Estamos assim encerrados num sistema fechado que se reforça numa regulação em tendência que, começando pelos elos mais fracos pode conduzir, pela lei dos rendimentos marginais decrescentes, ao colapso da nossa sociedade que, por este caminho, só poderá esperar pelos bárbaros.
Não defendo que percorremos caminhos tão perigosos por uma inevitabilidade da Natureza.
Mas por que queremos ir por aqui?
O que nos impele?
O que perseguimos?
Será o mito prometeico?
O Mito da Máquina, de Lewis Mumford?
A Hubris, de Gregory Bateson?
Uma desmedida ambição estimulada pelo sucesso? Sede de poder?
Tudo explicações do domínio da ψυχή, da psyche colectiva, pois se trata de um processo, de uma efabulação, de uma construção mental de dimensão social.
Os racionalistas ficarão insatisfeitos com esta explicação que passa para o domínio obscuro da mente, em que moram emoções e sentimentos, o mito, o sagrado...
Mas será a vida inteiramente racional, determinada?
Não tem a vida uma dimensão criativa, poética que pode correr mal... mas também capaz de revelar saídas surpreendentes?
Estou em crer que sim!

Wednesday, May 16, 2012

Desemprego

Let man take over *
O aumento do desemprego está na ordem do dia.
Há explicações que entretecem fragilidades nossas, antigas, com bons alunos de maus professores e políticas europeias de austeridade que provocam recessão económica e anti-inflacionistas que favorecem o desemprego. Há, evidentemente, na Europa e nos Estados Unidos, o desemprego provocado pelas deslocalizações na restrita e fria lógica empresarial de custos-benefícios, em que figuram os custos do trabalho.

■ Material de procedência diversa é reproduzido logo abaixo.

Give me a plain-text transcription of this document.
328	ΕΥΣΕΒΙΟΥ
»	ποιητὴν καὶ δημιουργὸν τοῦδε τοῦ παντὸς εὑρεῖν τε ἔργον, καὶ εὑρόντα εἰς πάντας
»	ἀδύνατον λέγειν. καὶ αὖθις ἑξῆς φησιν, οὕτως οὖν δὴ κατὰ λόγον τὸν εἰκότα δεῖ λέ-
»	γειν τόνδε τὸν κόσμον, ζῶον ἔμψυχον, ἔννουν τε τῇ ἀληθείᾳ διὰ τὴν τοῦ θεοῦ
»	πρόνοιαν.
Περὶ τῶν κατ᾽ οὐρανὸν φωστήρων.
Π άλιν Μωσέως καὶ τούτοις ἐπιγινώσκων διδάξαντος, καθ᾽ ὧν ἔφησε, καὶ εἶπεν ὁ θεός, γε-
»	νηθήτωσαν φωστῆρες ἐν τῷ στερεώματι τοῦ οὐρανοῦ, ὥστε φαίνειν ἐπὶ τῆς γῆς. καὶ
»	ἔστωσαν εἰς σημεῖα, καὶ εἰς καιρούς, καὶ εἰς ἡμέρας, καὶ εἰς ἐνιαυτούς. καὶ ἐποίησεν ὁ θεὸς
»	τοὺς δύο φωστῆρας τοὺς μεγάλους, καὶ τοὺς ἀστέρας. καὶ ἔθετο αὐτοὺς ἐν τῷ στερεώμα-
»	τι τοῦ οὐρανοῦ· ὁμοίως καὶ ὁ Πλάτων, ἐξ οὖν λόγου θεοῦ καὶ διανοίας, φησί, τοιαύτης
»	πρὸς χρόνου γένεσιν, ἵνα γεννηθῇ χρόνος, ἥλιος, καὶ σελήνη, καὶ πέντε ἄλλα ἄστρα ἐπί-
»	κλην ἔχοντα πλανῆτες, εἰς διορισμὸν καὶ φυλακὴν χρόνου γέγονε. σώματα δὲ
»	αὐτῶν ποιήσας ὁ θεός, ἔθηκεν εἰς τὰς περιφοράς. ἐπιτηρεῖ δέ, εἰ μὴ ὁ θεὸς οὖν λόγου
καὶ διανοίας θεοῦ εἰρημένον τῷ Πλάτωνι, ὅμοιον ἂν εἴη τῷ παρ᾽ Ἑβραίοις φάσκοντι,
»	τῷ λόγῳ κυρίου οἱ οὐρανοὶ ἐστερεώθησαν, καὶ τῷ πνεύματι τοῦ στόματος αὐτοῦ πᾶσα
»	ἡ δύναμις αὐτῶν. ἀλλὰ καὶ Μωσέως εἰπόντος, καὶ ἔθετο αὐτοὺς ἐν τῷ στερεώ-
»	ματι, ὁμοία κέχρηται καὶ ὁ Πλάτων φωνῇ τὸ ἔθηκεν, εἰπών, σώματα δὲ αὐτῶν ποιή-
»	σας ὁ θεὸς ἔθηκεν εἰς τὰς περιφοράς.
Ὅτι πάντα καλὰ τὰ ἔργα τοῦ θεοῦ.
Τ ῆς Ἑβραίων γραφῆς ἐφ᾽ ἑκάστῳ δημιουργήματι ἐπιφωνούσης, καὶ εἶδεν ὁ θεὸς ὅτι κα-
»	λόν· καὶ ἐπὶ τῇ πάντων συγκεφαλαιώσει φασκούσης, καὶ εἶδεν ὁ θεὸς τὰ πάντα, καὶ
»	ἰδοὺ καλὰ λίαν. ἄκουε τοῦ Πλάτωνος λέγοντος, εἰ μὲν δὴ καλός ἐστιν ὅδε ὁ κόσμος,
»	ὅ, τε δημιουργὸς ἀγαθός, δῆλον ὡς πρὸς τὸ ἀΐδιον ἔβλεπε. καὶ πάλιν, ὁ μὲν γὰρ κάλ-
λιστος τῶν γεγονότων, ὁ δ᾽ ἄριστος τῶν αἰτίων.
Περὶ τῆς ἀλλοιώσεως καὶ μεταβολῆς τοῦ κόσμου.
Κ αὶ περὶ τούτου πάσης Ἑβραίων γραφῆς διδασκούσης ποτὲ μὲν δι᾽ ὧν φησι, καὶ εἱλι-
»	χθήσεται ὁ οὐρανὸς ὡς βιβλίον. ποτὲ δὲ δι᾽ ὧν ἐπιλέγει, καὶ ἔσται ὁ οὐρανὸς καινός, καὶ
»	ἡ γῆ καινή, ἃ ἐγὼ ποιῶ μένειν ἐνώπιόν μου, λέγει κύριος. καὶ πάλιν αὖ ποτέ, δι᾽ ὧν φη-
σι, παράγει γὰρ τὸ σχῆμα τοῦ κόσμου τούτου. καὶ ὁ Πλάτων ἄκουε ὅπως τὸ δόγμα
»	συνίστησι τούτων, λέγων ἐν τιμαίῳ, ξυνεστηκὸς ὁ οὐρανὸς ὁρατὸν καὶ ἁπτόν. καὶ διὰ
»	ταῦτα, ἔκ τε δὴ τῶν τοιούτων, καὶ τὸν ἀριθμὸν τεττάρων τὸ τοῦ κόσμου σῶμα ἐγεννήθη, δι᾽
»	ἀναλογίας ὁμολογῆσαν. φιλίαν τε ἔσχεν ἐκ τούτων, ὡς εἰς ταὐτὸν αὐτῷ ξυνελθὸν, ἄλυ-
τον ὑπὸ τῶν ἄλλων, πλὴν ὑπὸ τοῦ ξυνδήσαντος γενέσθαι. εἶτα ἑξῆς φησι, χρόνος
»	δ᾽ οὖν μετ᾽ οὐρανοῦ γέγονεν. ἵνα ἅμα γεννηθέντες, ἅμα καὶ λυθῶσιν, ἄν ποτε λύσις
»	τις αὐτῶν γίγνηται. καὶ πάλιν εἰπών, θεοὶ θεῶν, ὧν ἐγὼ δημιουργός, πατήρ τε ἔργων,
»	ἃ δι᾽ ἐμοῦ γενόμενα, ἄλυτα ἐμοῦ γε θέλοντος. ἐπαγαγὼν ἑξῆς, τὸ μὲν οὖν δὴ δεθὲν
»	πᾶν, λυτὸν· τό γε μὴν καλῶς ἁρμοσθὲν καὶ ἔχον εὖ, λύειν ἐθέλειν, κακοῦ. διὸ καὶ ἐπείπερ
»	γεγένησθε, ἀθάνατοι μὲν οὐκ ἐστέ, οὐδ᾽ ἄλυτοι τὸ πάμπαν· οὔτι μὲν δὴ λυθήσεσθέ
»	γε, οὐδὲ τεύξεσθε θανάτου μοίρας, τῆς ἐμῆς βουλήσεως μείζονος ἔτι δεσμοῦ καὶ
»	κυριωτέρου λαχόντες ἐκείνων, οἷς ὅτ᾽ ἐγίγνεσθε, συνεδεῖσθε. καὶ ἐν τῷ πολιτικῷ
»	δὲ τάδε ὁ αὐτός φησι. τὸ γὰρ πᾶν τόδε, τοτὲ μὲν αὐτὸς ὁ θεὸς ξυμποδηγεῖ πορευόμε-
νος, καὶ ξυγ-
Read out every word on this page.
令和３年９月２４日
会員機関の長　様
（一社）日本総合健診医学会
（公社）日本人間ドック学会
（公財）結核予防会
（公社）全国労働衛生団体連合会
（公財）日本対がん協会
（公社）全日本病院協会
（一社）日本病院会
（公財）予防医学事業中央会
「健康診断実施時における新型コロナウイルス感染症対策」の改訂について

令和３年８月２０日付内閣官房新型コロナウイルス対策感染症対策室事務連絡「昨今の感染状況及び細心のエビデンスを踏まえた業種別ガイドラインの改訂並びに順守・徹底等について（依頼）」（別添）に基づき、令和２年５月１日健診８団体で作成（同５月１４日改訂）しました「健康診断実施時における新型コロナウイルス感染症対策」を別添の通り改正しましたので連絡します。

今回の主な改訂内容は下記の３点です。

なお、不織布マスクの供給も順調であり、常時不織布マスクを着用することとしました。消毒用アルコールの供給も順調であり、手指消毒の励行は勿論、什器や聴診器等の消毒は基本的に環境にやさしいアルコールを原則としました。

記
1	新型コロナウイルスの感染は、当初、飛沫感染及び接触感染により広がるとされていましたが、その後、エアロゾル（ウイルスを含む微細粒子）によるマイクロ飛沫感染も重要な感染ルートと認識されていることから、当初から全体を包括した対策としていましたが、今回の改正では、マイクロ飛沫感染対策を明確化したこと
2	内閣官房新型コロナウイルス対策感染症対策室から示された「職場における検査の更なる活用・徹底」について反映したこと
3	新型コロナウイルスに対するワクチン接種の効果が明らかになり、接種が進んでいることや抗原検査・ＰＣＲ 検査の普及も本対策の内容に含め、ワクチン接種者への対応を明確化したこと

Mas há uma outra ordem de razões mais profunda e, por isso mais preocupante, para os que não acreditam na absoluta bondade do progresso e que se pode colocar nos seguintes termos:
É compreensível que a comoditização do trabalho humano, na lógica capitalista acoplada à eficiência tecnológica, conduza à imparável redução dos custos do trabalho e, finalmente, ao desemprego tecnológico.



No fim da história teremos uma sociedade maquinista, constituida por uma classe possidente de ricos e por "robots". Um cenário recorrente na ficção científica.

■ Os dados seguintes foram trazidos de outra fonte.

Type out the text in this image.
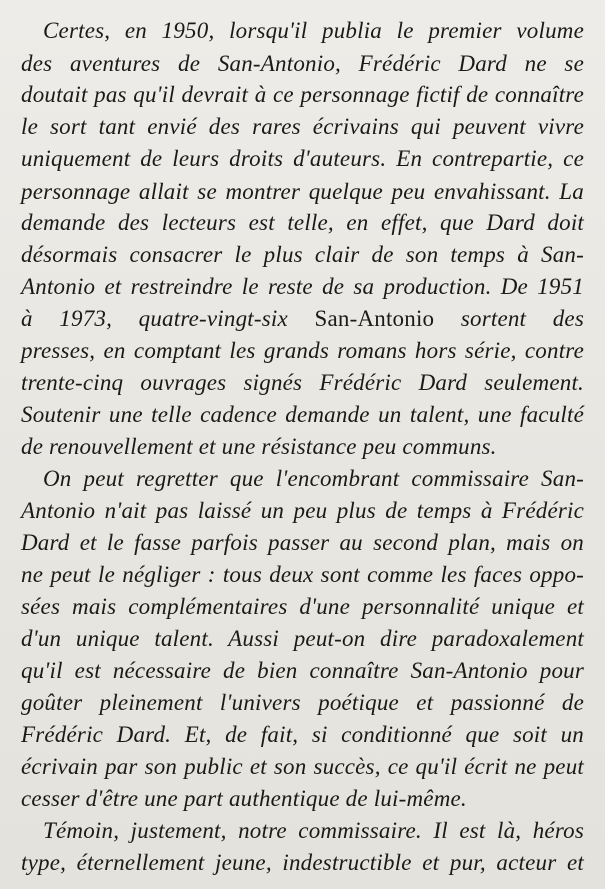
Certes, en 1950, lorsqu'il publia le premier volume
des aventures de San-Antonio, Frédéric Dard ne se
doutait pas qu'il devrait à ce personnage fictif de connaître
le sort tant envié des rares écrivains qui peuvent vivre
uniquement de leurs droits d'auteurs. En contrepartie, ce
personnage allait se montrer quelque peu envahissant. La
demande des lecteurs est telle, en effet, que Dard doit
désormais consacrer le plus clair de son temps à San-
Antonio et restreindre le reste de sa production. De 1951
à 1973, quatre-vingt-six San-Antonio sortent des
presses, en comptant les grands romans hors série, contre
trente-cinq ouvrages signés Frédéric Dard seulement.
Soutenir une telle cadence demande un talent, une faculté
de renouvellement et une résistance peu communs.
On peut regretter que l'encombrant commissaire San-
Antonio n'ait pas laissé un peu plus de temps à Frédéric
Dard et le fasse parfois passer au second plan, mais on
ne peut le négliger : tous deux sont comme les faces oppo-
sées mais complémentaires d'une personnalité unique et
d'un unique talent. Aussi peut-on dire paradoxalement
qu'il est nécessaire de bien connaître San-Antonio pour
goûter pleinement l'univers poétique et passionné de
Frédéric Dard. Et, de fait, si conditionné que soit un
écrivain par son public et son succès, ce qu'il écrit ne peut
cesser d'être une part authentique de lui-même.
Témoin, justement, notre commissaire. Il est là, héros
type, éternellement jeune, indestructible et pur, acteur et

Encetámos, mais uma vez, essa distópica caminhada há cerca de trinta anos com os "mercados" a tomarem conta da sociedade, seguindo a lógica do capitalismo, nu e cru, agora sem o freio moral, uma vez abandonado o keynesianismo e afastado o espectro do comunismo soviético.
Estaremos "condenados à morte" se não mudarmos de rumo, subordinando os "mercados" à sociedade e, nesse sentido moral, pondo a tecnologia ao serviço de uma vida melhor para todos nós.

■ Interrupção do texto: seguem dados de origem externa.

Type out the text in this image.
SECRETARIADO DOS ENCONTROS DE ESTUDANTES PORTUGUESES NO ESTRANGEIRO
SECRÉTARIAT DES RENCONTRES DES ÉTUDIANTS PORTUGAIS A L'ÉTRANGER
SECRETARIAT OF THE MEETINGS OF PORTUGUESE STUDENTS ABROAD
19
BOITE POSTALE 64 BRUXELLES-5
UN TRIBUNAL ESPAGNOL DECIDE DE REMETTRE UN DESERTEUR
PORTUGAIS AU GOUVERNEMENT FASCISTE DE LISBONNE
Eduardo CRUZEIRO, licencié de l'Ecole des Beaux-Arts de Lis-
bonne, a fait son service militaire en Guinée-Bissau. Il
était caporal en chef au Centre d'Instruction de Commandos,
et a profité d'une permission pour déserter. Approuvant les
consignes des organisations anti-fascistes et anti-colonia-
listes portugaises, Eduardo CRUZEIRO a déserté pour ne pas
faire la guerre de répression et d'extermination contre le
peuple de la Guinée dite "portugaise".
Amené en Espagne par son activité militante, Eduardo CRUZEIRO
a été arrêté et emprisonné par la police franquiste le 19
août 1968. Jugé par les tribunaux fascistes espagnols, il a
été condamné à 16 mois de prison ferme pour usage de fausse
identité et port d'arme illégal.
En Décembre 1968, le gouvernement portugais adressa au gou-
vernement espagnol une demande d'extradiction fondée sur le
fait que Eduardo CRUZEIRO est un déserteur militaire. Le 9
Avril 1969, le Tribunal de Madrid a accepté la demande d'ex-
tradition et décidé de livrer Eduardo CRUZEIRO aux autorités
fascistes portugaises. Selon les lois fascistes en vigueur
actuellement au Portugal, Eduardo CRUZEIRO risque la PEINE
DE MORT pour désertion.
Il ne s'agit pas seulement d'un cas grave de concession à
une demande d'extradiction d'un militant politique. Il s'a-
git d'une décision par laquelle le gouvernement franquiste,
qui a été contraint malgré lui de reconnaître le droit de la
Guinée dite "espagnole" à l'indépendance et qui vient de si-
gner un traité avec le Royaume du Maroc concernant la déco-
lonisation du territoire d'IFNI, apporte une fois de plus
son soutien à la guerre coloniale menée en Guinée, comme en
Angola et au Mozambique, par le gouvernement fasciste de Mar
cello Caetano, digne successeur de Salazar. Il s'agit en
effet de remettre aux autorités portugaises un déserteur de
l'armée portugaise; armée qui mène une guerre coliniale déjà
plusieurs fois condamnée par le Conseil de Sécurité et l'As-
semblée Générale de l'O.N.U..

Nos passados anos trinta , Bertrand Russel contrapôs à "parábola" da fabrica de alfinetes de Adam Smith, centrada na eficiência ao serviço do mercado, a sua fábrica de alfinetes orientada para uma vida melhor.
A história, contada por Herman Dally, é a seguinte:
Suponhamos que, a dada altura, um certo número de pessoas, se mete a fabricar alfinetes. Fazem tantos alfinetes quantos os necessários no mundo, trabalhando (digamos) oito horas por dia. Alguém inventa entretanto um processo de divisão do trabalho pelo qual, o mesmo número de pessoas faz o dobro dos alfinetes no mesmo tempo. Mas o mundo não necessita do dobro dos alfinetes. Os alfinetes são já tão baratos que dificilmente se conseguem comprar mais baratos. Num mundo sensato, todos os que se dedicavam ao fabrico de alfinetes passariam a trabalhar quatro horas em vez de oito e tudo o mais continuaria como dantes. Mas no mundo actual isso seria considerado desmoralizador. Os homens continuarão a trabalhar oito horas, haverá alfinetes demais, alguns empresários irão à falência e metade dos homens que trabalhavam no fabrico de alfinetes irão para o desemprego. No final da história, haverá os mesmos "tempos livres" nos dois casos, mas no segundo caso metade dos homens estará sem trabalho e a outra metade estará sobrecarregada. Desta forma, o inevitável "tempo de ócio" causará miséria por todo o lado, em vez de constituir uma fonte universal de felicidade.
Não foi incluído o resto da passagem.